La novità consiste nel fatto che Fondazione Dolomiti UNESCO, piattaforma per lo sviluppo e la sperimentazione di soluzioni innovative a livello interregionale, anche sulla scorta delle forti prese di posizione dello scorso anno (con tanto di manifestazioni sul posto durante il raduno delle moto a quattro ruote da parte delle associazioni ambientaliste) ha costituito un tavolo di lavoro, al quale partecipano SAT, CAI Veneto, CAI Friuli Venezia Giulia Alpenverein, Montain Wilderness e Cipra Italia.

Un primo risultato del tavolo, la mappatura della normativa vigente nei territori che condividono il Bene, affronta diversi temi (Voli turistici in elicottero, gare motoristiche in quota, mobilità in zone delicate, le biciclette in montagna). A proposito di gare e raduni motoristici la proposta degli ambientalisti è di invitare i Comuni ad “impedire raduni (quad, motociclette, jeep, motoslitte) in territorio Dolomiti UNESCO, in aree Core e Buffer, ZPS, SIC, Rete Natura 2000 anche esterne o comunque prossime al Patrimonio.

Il tavolo è all’inizio del suo percorso, che coinvolgerà diversi portatori di interesse per approdare a linee guida condivise.

Recentemente infatti il Consiglio Provinciale ha approvato una mozione che impegna la Giunta a definire “chiare linee guida per l’individuazione di attività umane incompatibili con le peculiarità dei territori montani”.
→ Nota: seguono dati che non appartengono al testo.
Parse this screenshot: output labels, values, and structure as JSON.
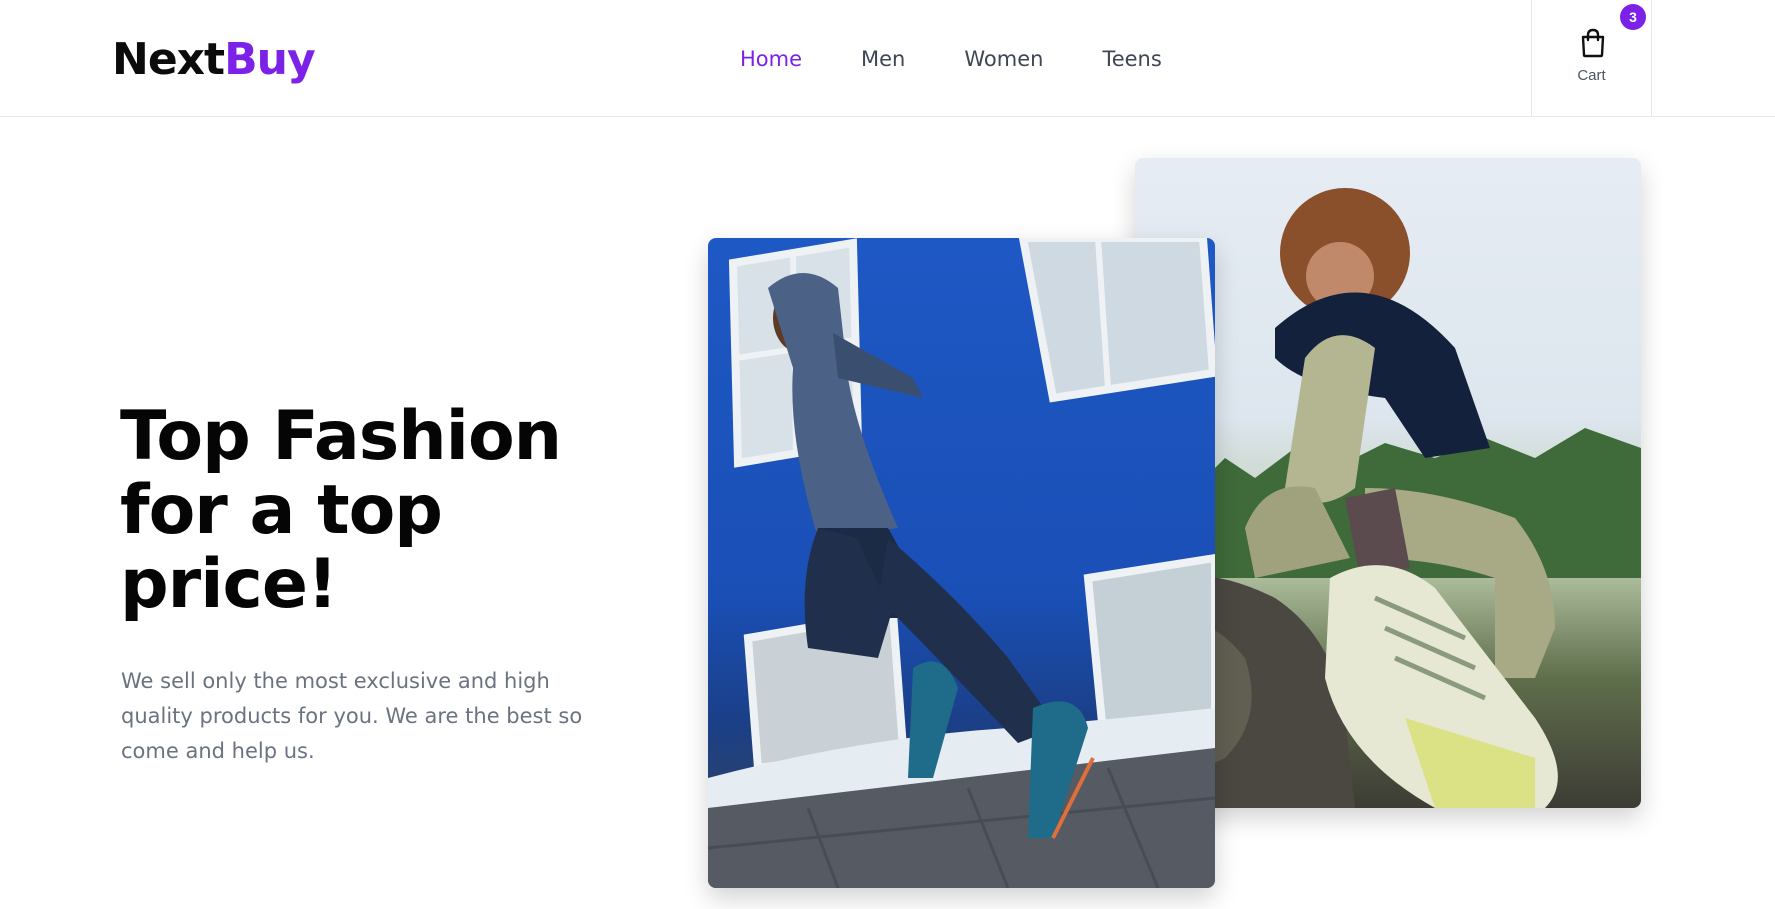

Di più: nel corso dell’ultimo incontro della cabina di regia delle Aree Protette (alla quale SAT partecipa) si è deciso di collaborare con il gruppo di Lavoro di Fondazione Dolomiti UNESCO. Durante il prossimo incontro il 21 giugno prossimo, la cabina di regia esaminerà alcuni studi e proposte sulle quali iniziare a lavorare.

Dalla protesta “tout court”, si passa dunque alla proposta per definire l’azione e  l’impegno di SAT con le proprie Commissioni (Sentieri e Tutela Ambiente Montano) sarà concreto, come in passato, anche per stringere i tempi sulle decisioni.

L’auspicio è che da parte della pubblica amministrazione si arrivi finalmente all’assunto che il concetto di limite non deve essere più soltanto uno slogan da usare negli incontri e sui tavoli di lavoro, ma in prima istanza consapevolezza nei confronti di un ambiente fragile e sempre più sottomesso al concetto di intrattenimento fine a stesso.

In seconda battuta si auspica coerenza nell’azione legislativa e soprattutto culturale nei confronti di territori che vivono di turismo, ma che spesso dimenticano il loro obbiettivo primario: promuovere un ambiente alpino autentico, che nulla ha a che vedere con altre tipologie di offerta turistica quali i parchi divertimento.